Lotte Shopping’s postponement follows the cancelling of Chinese pork giant WH Group Ltd’s (0288.HK) Hong Kong IPO, even after it cut the offer size by two-thirds to up to $1.9 billion. In addition to market volatility, rich valuations and negative publicity over executive compensation also helped scupper the deal.
The operator of South Korea’s largest department store chain, said it may reconsider an IPO for the REIT if market conditions improve, but is currently looking at a sale and lease back deal through a local public real estate fund as an alternative.
The MSCI Asia ex-Japan .MIAPJ0000PUS stock index has been on a roller coaster ride for much of the year, losing as much as 7 percent in early February but recovering in March. It is now up 1.5 percent for year to date.
Among Asian IPO markets, Singapore in particular has struggled in recent years as most big-ticket listings in Asia opt for Hong Kong where there is more robust demand from Chinese and international investors.
REIT listings had been one of the few bright spots for Singapore though expectations for higher interest rates as the U.S. Federal Reserve unwinds its massive stimulus programme have helped temper demand.
“Investors are generally skittish about investing in REIT IPOs on fears that interest rates are headed higher and growth opportunities in the market across most property segments are muted,” Pratik Ray, senior property analyst at HSBC in Singapore.

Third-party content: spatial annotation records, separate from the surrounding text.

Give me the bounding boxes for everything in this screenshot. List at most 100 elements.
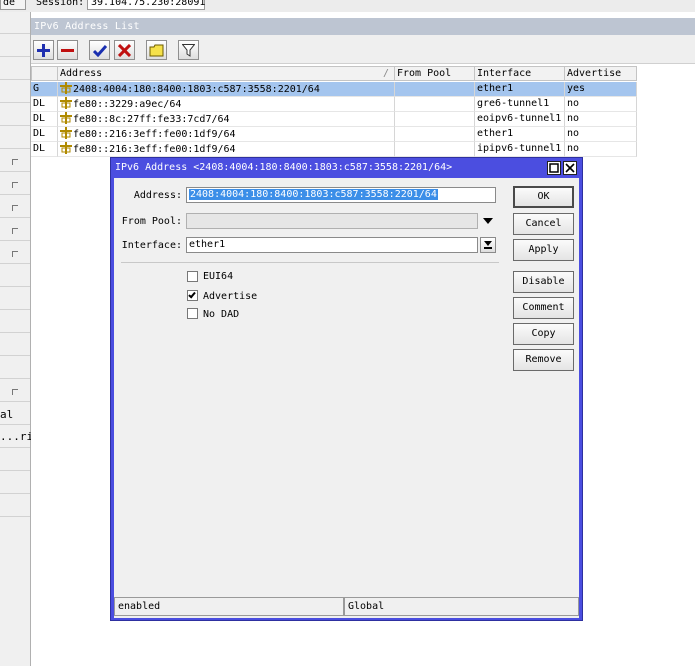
sidebar-item[interactable] bbox=[0, 265, 30, 287]
apply-button[interactable]: Apply bbox=[513, 239, 574, 261]
sidebar-item[interactable] bbox=[0, 104, 30, 126]
copy-button[interactable]: Copy bbox=[513, 323, 574, 345]
session-field[interactable]: 39.104.75.230:28091 bbox=[87, 0, 205, 10]
interface-dropdown-button[interactable] bbox=[480, 237, 496, 253]
dialog-titlebar[interactable]: IPv6 Address <2408:4004:180:8400:1803:c5… bbox=[111, 158, 582, 178]
column-header-from-pool[interactable]: From Pool bbox=[395, 66, 475, 81]
from-pool-cell bbox=[395, 142, 475, 157]
submenu-arrow-icon bbox=[12, 182, 18, 188]
submenu-arrow-icon bbox=[12, 251, 18, 257]
minus-icon bbox=[61, 48, 74, 52]
address-label: Address: bbox=[133, 190, 182, 201]
from-pool-cell bbox=[395, 127, 475, 142]
cross-icon bbox=[118, 43, 131, 57]
address-field[interactable]: 2408:4004:180:8400:1803:c587:3558:2201/6… bbox=[186, 187, 496, 203]
from-pool-cell bbox=[395, 97, 475, 112]
from-pool-cell bbox=[395, 82, 475, 97]
remove-button[interactable]: Remove bbox=[513, 349, 574, 371]
sidebar-item[interactable]: al bbox=[0, 403, 30, 425]
sidebar-item[interactable]: ...rif bbox=[0, 426, 40, 448]
sidebar-item[interactable] bbox=[0, 334, 30, 356]
advertise-cell: yes bbox=[565, 82, 637, 97]
flags-cell: G bbox=[31, 82, 58, 97]
interface-select[interactable]: ether1 bbox=[186, 237, 478, 253]
plus-icon bbox=[37, 43, 50, 57]
dialog-title: IPv6 Address <2408:4004:180:8400:1803:c5… bbox=[115, 162, 453, 173]
interface-label: Interface: bbox=[121, 240, 182, 251]
interface-cell: ether1 bbox=[475, 82, 565, 97]
sidebar-item[interactable] bbox=[0, 495, 30, 517]
sidebar-item[interactable] bbox=[0, 35, 30, 57]
sidebar-item[interactable] bbox=[0, 127, 30, 149]
sidebar-item[interactable] bbox=[0, 380, 30, 402]
advertise-cell: no bbox=[565, 127, 637, 142]
cancel-button[interactable]: Cancel bbox=[513, 213, 574, 235]
address-icon bbox=[60, 82, 72, 94]
address-cell: fe80::216:3eff:fe00:1df9/64 bbox=[58, 142, 395, 157]
enable-button[interactable] bbox=[89, 40, 110, 60]
disable-button[interactable] bbox=[114, 40, 135, 60]
comment-button[interactable]: Comment bbox=[513, 297, 574, 319]
list-window-title: IPv6 Address List bbox=[31, 18, 695, 35]
comment-button[interactable] bbox=[146, 40, 167, 60]
note-icon bbox=[149, 44, 164, 56]
status-scope: Global bbox=[344, 597, 579, 616]
sidebar-item[interactable] bbox=[0, 81, 30, 103]
address-icon bbox=[60, 142, 72, 154]
interface-cell: ether1 bbox=[475, 127, 565, 142]
checkmark-icon bbox=[188, 290, 196, 299]
sidebar-item[interactable] bbox=[0, 58, 30, 80]
address-icon bbox=[60, 97, 72, 109]
sidebar-item[interactable] bbox=[0, 196, 30, 218]
sidebar-item[interactable] bbox=[0, 311, 30, 333]
eui64-checkbox[interactable] bbox=[187, 271, 198, 282]
dialog-body: Address: 2408:4004:180:8400:1803:c587:35… bbox=[114, 178, 579, 618]
filter-button[interactable] bbox=[178, 40, 199, 60]
column-header-interface[interactable]: Interface bbox=[475, 66, 565, 81]
ipv6-address-dialog: IPv6 Address <2408:4004:180:8400:1803:c5… bbox=[110, 157, 583, 621]
mode-tab[interactable]: de bbox=[0, 0, 26, 10]
sidebar: al ...rif bbox=[0, 12, 40, 666]
sidebar-item[interactable] bbox=[0, 173, 30, 195]
maximize-button[interactable] bbox=[547, 161, 561, 175]
flags-cell: DL bbox=[31, 97, 58, 112]
no-dad-checkbox[interactable] bbox=[187, 308, 198, 319]
submenu-arrow-icon bbox=[12, 228, 18, 234]
sidebar-item[interactable] bbox=[0, 288, 30, 310]
address-cell: fe80::3229:a9ec/64 bbox=[58, 97, 395, 112]
dropdown-arrow-icon[interactable] bbox=[483, 218, 493, 224]
address-cell: fe80::8c:27ff:fe33:7cd7/64 bbox=[58, 112, 395, 127]
sidebar-item[interactable] bbox=[0, 472, 30, 494]
filter-icon bbox=[182, 43, 195, 57]
remove-button[interactable] bbox=[57, 40, 78, 60]
close-icon bbox=[565, 163, 575, 173]
from-pool-label: From Pool: bbox=[121, 216, 182, 227]
column-header-flags[interactable] bbox=[31, 66, 58, 81]
column-header-address[interactable]: Address / bbox=[58, 66, 395, 81]
sidebar-item[interactable] bbox=[0, 449, 30, 471]
sidebar-item[interactable] bbox=[0, 219, 30, 241]
address-icon bbox=[60, 112, 72, 124]
add-button[interactable] bbox=[33, 40, 54, 60]
ok-button[interactable]: OK bbox=[513, 186, 574, 208]
advertise-label: Advertise bbox=[203, 291, 258, 302]
interface-cell: eoipv6-tunnel1 bbox=[475, 112, 565, 127]
sidebar-item[interactable] bbox=[0, 357, 30, 379]
session-label: Session: bbox=[36, 0, 85, 8]
address-cell: fe80::216:3eff:fe00:1df9/64 bbox=[58, 127, 395, 142]
sidebar-item[interactable] bbox=[0, 242, 30, 264]
submenu-arrow-icon bbox=[12, 159, 18, 165]
sidebar-item[interactable] bbox=[0, 12, 30, 34]
column-header-advertise[interactable]: Advertise bbox=[565, 66, 637, 81]
flags-cell: DL bbox=[31, 142, 58, 157]
advertise-checkbox[interactable] bbox=[187, 290, 198, 301]
from-pool-field[interactable] bbox=[186, 213, 478, 229]
flags-cell: DL bbox=[31, 127, 58, 142]
disable-button[interactable]: Disable bbox=[513, 271, 574, 293]
flags-cell: DL bbox=[31, 112, 58, 127]
close-button[interactable] bbox=[563, 161, 577, 175]
interface-cell: ipipv6-tunnel1 bbox=[475, 142, 565, 157]
dropdown-arrow-icon bbox=[484, 241, 492, 249]
sidebar-item[interactable] bbox=[0, 150, 30, 172]
status-enabled: enabled bbox=[114, 597, 344, 616]
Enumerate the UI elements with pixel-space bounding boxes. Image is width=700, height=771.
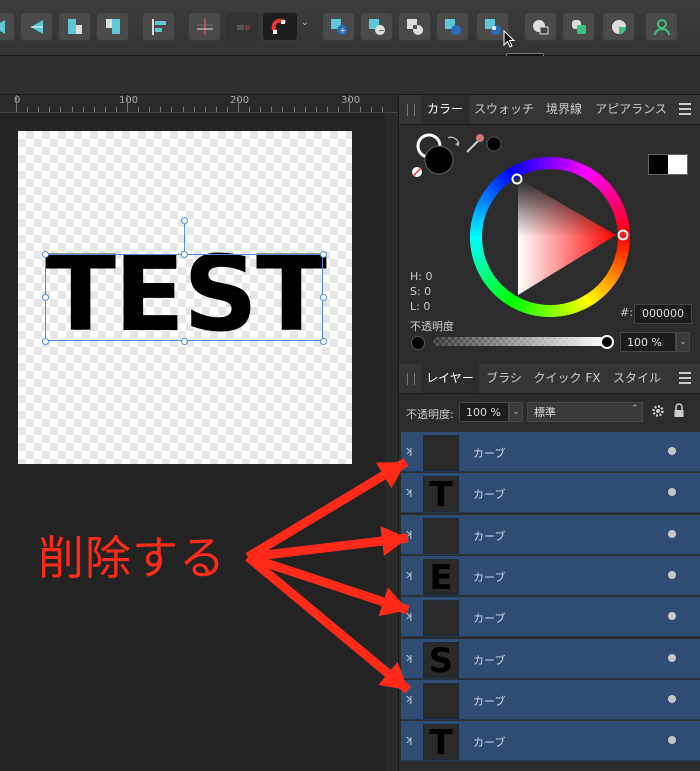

For the year to date, some 38 initial public offerings have been cancelled or withdrawn in the region while 138 deals have been completed, Thomson Reuters data showed. For the whole of 2013, 75 were cancelled or withdrawn while 407 were completed.
This year the reopening of equity markets in mainland China after a 14-month hiatus and increased activity in Hong Kong is set to boost listings in the region, although initial expectations for a boom in China IPOs are being scaled back somewhat as regulators have taken a cautious approach to approvals.
Australia and New Zealand have also had a bump in new listings, helped in part by the sale of government or state government assets.
In contrast, IPOs in Singapore have had a slow start, with just $773.6 million of deals so far this year compared to $2.46 billion over the same period in 2013.
In Thailand, due to political turmoil, volumes have plunged to $485.9 million for the year to date from $2.18 billion for the same period last year.